Stephan left me drafting cattle and went out to fix the water leak in the middle of the track which was due to have metal spread during the rest of the day.

It appears that the shrinking of the ground during the drought may have pulled the pipes apart enough to cause the joint here to leak, so the fix was a simple matter of tightening everything up again to stop the water leaking out.

newly metalled track

The track shown above now has a smooth, rideable layer of metal over all those horrid, lumpy rocks. I've had so many near and actual falls off the bike in the last year, when my wheels have rolled over the river rock. This will make an enormous difference to our lives!

spreading metal

The truck, having come over the stream, spreading along the bottom of the Pines Paddock, before the track rounds the corner to the leaky water pipe area.

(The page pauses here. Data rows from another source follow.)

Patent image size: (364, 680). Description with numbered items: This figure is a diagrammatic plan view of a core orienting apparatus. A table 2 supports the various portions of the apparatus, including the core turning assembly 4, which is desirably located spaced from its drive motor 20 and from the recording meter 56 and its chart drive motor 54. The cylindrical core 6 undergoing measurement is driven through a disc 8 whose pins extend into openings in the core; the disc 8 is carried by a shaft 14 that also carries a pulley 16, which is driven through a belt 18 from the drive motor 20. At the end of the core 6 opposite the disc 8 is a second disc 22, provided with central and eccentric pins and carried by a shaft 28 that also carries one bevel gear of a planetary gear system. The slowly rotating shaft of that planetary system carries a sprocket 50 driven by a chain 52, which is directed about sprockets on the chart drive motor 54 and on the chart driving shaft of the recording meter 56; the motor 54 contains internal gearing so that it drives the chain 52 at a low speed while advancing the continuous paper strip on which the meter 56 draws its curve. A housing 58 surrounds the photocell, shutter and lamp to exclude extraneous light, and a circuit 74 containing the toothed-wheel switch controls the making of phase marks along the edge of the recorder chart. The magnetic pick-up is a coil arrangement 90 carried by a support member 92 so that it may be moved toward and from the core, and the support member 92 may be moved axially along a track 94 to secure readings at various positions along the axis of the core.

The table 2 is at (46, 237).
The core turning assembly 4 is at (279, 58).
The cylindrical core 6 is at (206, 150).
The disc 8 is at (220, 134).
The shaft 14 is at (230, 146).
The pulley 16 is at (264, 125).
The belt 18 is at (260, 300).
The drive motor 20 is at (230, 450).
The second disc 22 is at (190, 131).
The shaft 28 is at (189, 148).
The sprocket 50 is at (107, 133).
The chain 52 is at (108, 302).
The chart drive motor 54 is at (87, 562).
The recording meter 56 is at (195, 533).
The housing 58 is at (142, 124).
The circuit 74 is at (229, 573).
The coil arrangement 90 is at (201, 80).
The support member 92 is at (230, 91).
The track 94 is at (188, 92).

heifers on a newly metalled track

I watched the heifers with interest, as I brought them from the yards to their paddock. Lime Rock had been my preference for the tracks because it's the easiest surface for cattle to walk on, and I was concerned they'd find this rock uncomfortable. But I suspect we've expected our cattle to put up with such horrid surfaces for so long on the tracks, that this stuff didn't phase them at all.

Wednesday the 12th
newly metalled track

Unfortunately the rain caught us out this morning and we had to abandon our attempts to get right out to the Back Barn paddock. The last few loads went along the lane to the Flats 2, 3, 4 and 5 paddocks, making that lumpy track easily driveable. Then we had to call it quits for the time being. I don't know whether we'll have a chance to get more metal on this season; it all depends on whether or not this is just a bit of rain, or the beginning of the long wet season.

Thursday the 13th

Many people complain that the NZ public health system is unsatisfactory. Perhaps their expectations are much higher than mine, perhaps I and those I know have been very lucky, or maybe it's just pretty good. Today I sampled it again, for a bit of "routine" exploratory surgery. I've had to wait a little while, but not especially long, and I was able to go in to the Kaitaia Hospital, rather than having to travel for two hours to Whangarei, which I thought might be necessary.

Everyone, staff and other patients, was extremely pleasant and good humoured and apart from the anxiety of submitting myself to the ministrations of people with sharp instruments and the strangeness of general anaesthetic, it was a very satisfactory day.

Home to my couch this afternoon, and there I stayed.